_28_

501K 51.3K 22.2K
                                    

Lima belas menit setelah bel pulang sekolah berbunyi seharusnya sekolah sudah sepi tapi lain ceritanya dengan hari ini. Banyak siswa memenuhi lapangan sekolah, beberapa ada yang menyaksikan dari balkon kelas, seperti ghea. Ghea berdiri bersampingan dengan ami.

Mata ghea tak lepas dari dua insan yang saat ini menjadi pusat perhatian. Abi dan vanya. Abi menyodorkan buket bunga pada vanya, tak usah mendengarpun ghea paham apa yang tengah terjadi.

'jadi gini rasanya jadi rafa waktu liat orang di sayang jadian sama orang lain?' –batin ghea.

Ghea membalik tubuhnya ketika mendengar riuh teriakan dan tepuk tangan dari lapangan. Ami ikut berbalik, ia merangkul ghea, menarik ghea berjalan di koridor. Ghea menoyor kepala ami dan tertawa kecil.

"Santai elah mi."

"Santai-santai, di dalem hatinya lagi ambyar." misuh ami.

Didekat tangga ada Farhan, ia bersedekap tangan menunggu ami. Ghea mendorong ami agar berjalan sejajar dengan farhan.

"Lo mau balik ghe?" tanya ami setelah berjalan disamping farhan. Saat ini posisi ghea ada didepan ami dan farhan.

Ghea menuruni tangga sambil mundur berjalan mundur. "Ngga lah, males gue."

"Terus?"

"Ke bandung yuk?" ghea berbicara ngawur.

"Gila lo?" ami memelototi ghea.

Ghea kembali berjalan normal. "Yaaa kemana ajalah selain rumah."

Ketika berjalan di koridor bawah, lingkaran yang tadi ramai sudah bubar. Ghea mempercepat langkahnya, ia bahkan meninggalkan ami yang melangkah pelan. Tidak ingin mendengar apapun.

Ghea terkejut ketika menemukan mobil rian terparkir apik didepan gerbang sekolah. Ghea berjalan mendekat, ia mengetuk kaca mobil untuk memastikan.

Ternyata benar, ada rian didalam. Rian keluar dari mobil, saat ini ia berhadapan dengan ghea. "Kenapa lari?"

"Lari? Dari tadi ghe jalan kok." ghea berseru dengan santai.

"You know what i mean ghe." rian menekan nada suaranya.

Ghea menghela nafas. "Gue cape kak."

"Kamu pikir-"

"Kamu doang yang cape? kamu doang yang mau dingertiin, gitu? Kakak mau ngomong gitu? Kakak sama ayah sama aja."

Rian mencengkram tangan ghea dengan kencang, cukup membuat ghea meringis.

"Ghe, kakak, bahkan bunda juga udah bilang kan jangan ngerepotin? Kalau kamu lari-larian kayak gini, kamu buat susah ghe, kita panik."

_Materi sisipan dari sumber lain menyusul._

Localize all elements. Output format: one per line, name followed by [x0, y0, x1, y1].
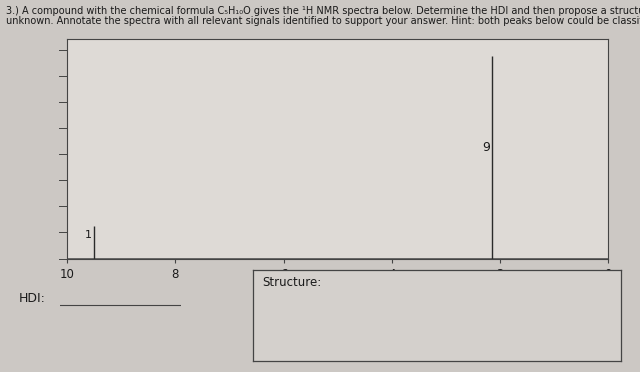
Text: unknown. Annotate the spectra with all relevant signals identified to support yo: unknown. Annotate the spectra with all r…	[6, 16, 640, 26]
Text: 9: 9	[482, 141, 490, 154]
X-axis label: PPM: PPM	[326, 283, 349, 296]
Text: Structure:: Structure:	[262, 276, 321, 289]
Text: HDI:: HDI:	[19, 292, 46, 305]
Text: 1: 1	[84, 230, 92, 240]
Text: 3.) A compound with the chemical formula C₅H₁₀O gives the ¹H NMR spectra below. : 3.) A compound with the chemical formula…	[6, 6, 640, 16]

"Bisa ngga sih kak, kata 'ngerepotin, buat susah' diilangin gitu, bilang kalau kalian panik tanpa embel-embel itu?"

Rian semakin mengencangkan cengkraman tangannya.

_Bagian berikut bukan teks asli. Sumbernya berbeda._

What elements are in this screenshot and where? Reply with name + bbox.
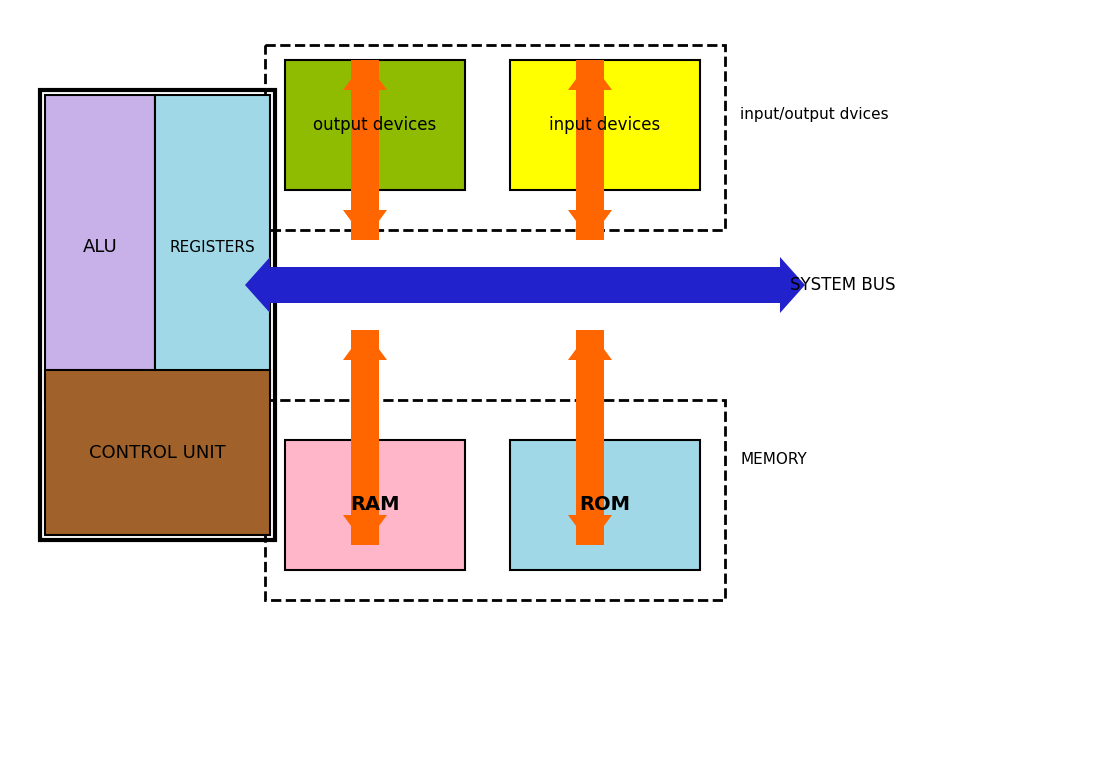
Polygon shape <box>780 257 805 313</box>
Bar <box>45 370 270 535</box>
Bar <box>351 330 379 545</box>
Text: CONTROL UNIT: CONTROL UNIT <box>89 443 226 462</box>
Polygon shape <box>569 330 612 360</box>
Bar <box>40 90 275 540</box>
Bar <box>155 95 270 400</box>
Bar <box>45 95 155 400</box>
Bar <box>285 60 465 190</box>
Bar <box>265 400 725 600</box>
Text: ROM: ROM <box>580 496 630 514</box>
Bar <box>576 330 604 545</box>
Polygon shape <box>343 515 386 545</box>
Polygon shape <box>343 330 386 360</box>
Bar <box>351 60 379 240</box>
Polygon shape <box>343 60 386 90</box>
Bar <box>285 440 465 570</box>
Text: SYSTEM BUS: SYSTEM BUS <box>790 276 896 294</box>
Polygon shape <box>569 60 612 90</box>
Bar <box>510 60 700 190</box>
Text: output devices: output devices <box>314 116 437 134</box>
Polygon shape <box>245 257 270 313</box>
Polygon shape <box>569 515 612 545</box>
Bar <box>265 45 725 230</box>
Polygon shape <box>569 210 612 240</box>
Bar <box>510 440 700 570</box>
Text: MEMORY: MEMORY <box>739 453 806 467</box>
Text: input devices: input devices <box>550 116 660 134</box>
Bar <box>576 60 604 240</box>
Text: input/output dvices: input/output dvices <box>739 107 889 123</box>
Text: REGISTERS: REGISTERS <box>170 240 256 255</box>
Bar <box>270 267 780 303</box>
Text: ALU: ALU <box>83 238 117 257</box>
Polygon shape <box>343 210 386 240</box>
Text: RAM: RAM <box>351 496 400 514</box>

"Trauma ghea kumat lagi, belum lagi sikap kalian yang buat ghe pusing, kalian mau liat ghe kayak gimana lagi? Sikap ghe disana tuh serba salah kak. semalem ayah minta ghea pulang dan sekarang kak rian dateng-dateng marah-marah."

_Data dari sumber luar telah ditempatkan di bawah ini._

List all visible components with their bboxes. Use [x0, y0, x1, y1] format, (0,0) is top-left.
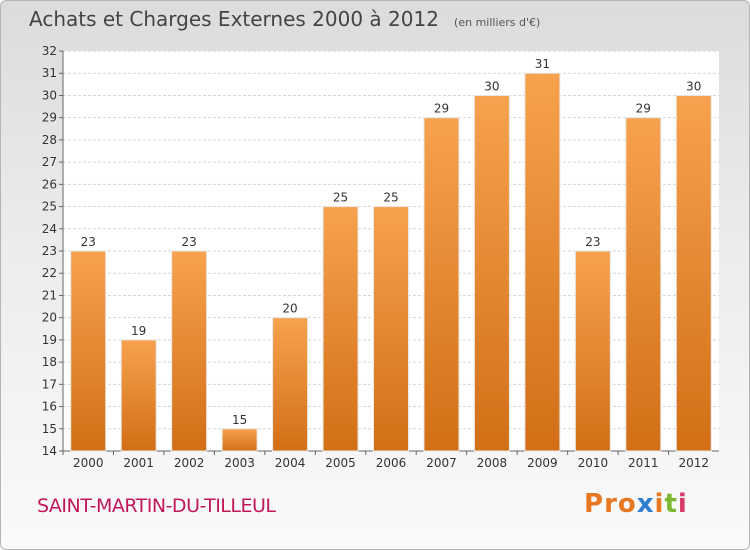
data-label: 23 — [585, 235, 600, 249]
x-tick-label: 2000 — [73, 456, 104, 470]
y-tick-label: 17 — [42, 377, 57, 391]
y-tick-label: 27 — [42, 155, 57, 169]
y-tick-label: 22 — [42, 266, 57, 280]
y-tick-label: 30 — [42, 88, 57, 102]
x-tick-label: 2004 — [275, 456, 306, 470]
bar-2007 — [423, 117, 460, 452]
x-tick-label: 2001 — [123, 456, 154, 470]
y-tick-label: 19 — [42, 333, 57, 347]
y-tick-label: 15 — [42, 422, 57, 436]
x-tick-label: 2003 — [224, 456, 255, 470]
bar-2009 — [524, 72, 561, 452]
logo-letter: i — [677, 489, 688, 519]
data-label: 25 — [383, 191, 398, 205]
logo-letter: x — [636, 489, 655, 519]
data-label: 20 — [282, 302, 297, 316]
data-label: 25 — [333, 191, 348, 205]
y-tick-label: 25 — [42, 200, 57, 214]
bar-2003 — [221, 428, 258, 452]
x-tick-label: 2002 — [174, 456, 205, 470]
y-tick-label: 21 — [42, 288, 57, 302]
y-tick-label: 23 — [42, 244, 57, 258]
data-label: 30 — [484, 79, 499, 93]
y-tick-label: 14 — [42, 444, 57, 458]
data-label: 30 — [686, 79, 701, 93]
proxiti-logo: Proxiti — [584, 489, 688, 519]
y-tick-label: 32 — [42, 44, 57, 58]
data-label: 29 — [434, 102, 449, 116]
bar-2011 — [625, 117, 662, 452]
bar-2002 — [171, 250, 208, 452]
bar-2005 — [322, 206, 359, 452]
y-tick-label: 20 — [42, 311, 57, 325]
chart-title-block: Achats et Charges Externes 2000 à 2012 (… — [29, 7, 540, 31]
logo-letter: r — [604, 489, 618, 519]
chart-title: Achats et Charges Externes 2000 à 2012 — [29, 7, 439, 31]
logo-letter: t — [664, 489, 678, 519]
chart-subtitle: (en milliers d'€) — [454, 16, 541, 29]
x-tick-label: 2005 — [325, 456, 356, 470]
y-tick-label: 29 — [42, 111, 57, 125]
x-tick-label: 2012 — [678, 456, 709, 470]
y-tick-label: 24 — [42, 222, 57, 236]
data-label: 19 — [131, 324, 146, 338]
x-tick-label: 2008 — [477, 456, 508, 470]
y-tick-label: 28 — [42, 133, 57, 147]
data-label: 29 — [636, 102, 651, 116]
x-tick-label: 2010 — [578, 456, 609, 470]
y-tick-label: 16 — [42, 400, 57, 414]
data-label: 15 — [232, 413, 247, 427]
bar-2000 — [70, 250, 107, 452]
logo-letter: P — [584, 489, 605, 519]
logo-letter: i — [654, 489, 665, 519]
town-name: SAINT-MARTIN-DU-TILLEUL — [37, 495, 276, 517]
bar-2010 — [574, 250, 611, 452]
x-tick-label: 2011 — [628, 456, 659, 470]
y-tick-label: 18 — [42, 355, 57, 369]
bar-2004 — [272, 317, 309, 452]
x-tick-label: 2006 — [376, 456, 407, 470]
x-tick-label: 2007 — [426, 456, 457, 470]
x-tick-label: 2009 — [527, 456, 558, 470]
data-label: 23 — [182, 235, 197, 249]
bar-2006 — [373, 206, 409, 452]
bar-2012 — [675, 94, 712, 452]
data-label: 31 — [535, 57, 550, 71]
bar-2001 — [120, 339, 157, 452]
logo-letter: o — [617, 489, 637, 519]
y-tick-label: 31 — [42, 66, 57, 80]
bar-2008 — [473, 94, 510, 452]
data-label: 23 — [81, 235, 96, 249]
y-tick-label: 26 — [42, 177, 57, 191]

Tanpa ghea duga ada sebuah tangan menepis tangan rian yang mencengkram tangan ghea. Itu abi, abi dengan sigap menyembunyikan ghea di belakang tubuhnya.

Abi menatap rian dengan tajam. "Kalo lo sebagai kakak ngga bisa jagain dia, seenggaknya jangan sakitin dia brengsek." abi menekan kata demi kata.

Tidak lama Farhan dan ami tiba. Dengan cepat keduanya menghampiri ghea dan abi.

Ghea enggan menatap rian, "ayo pergi." lirih ghea.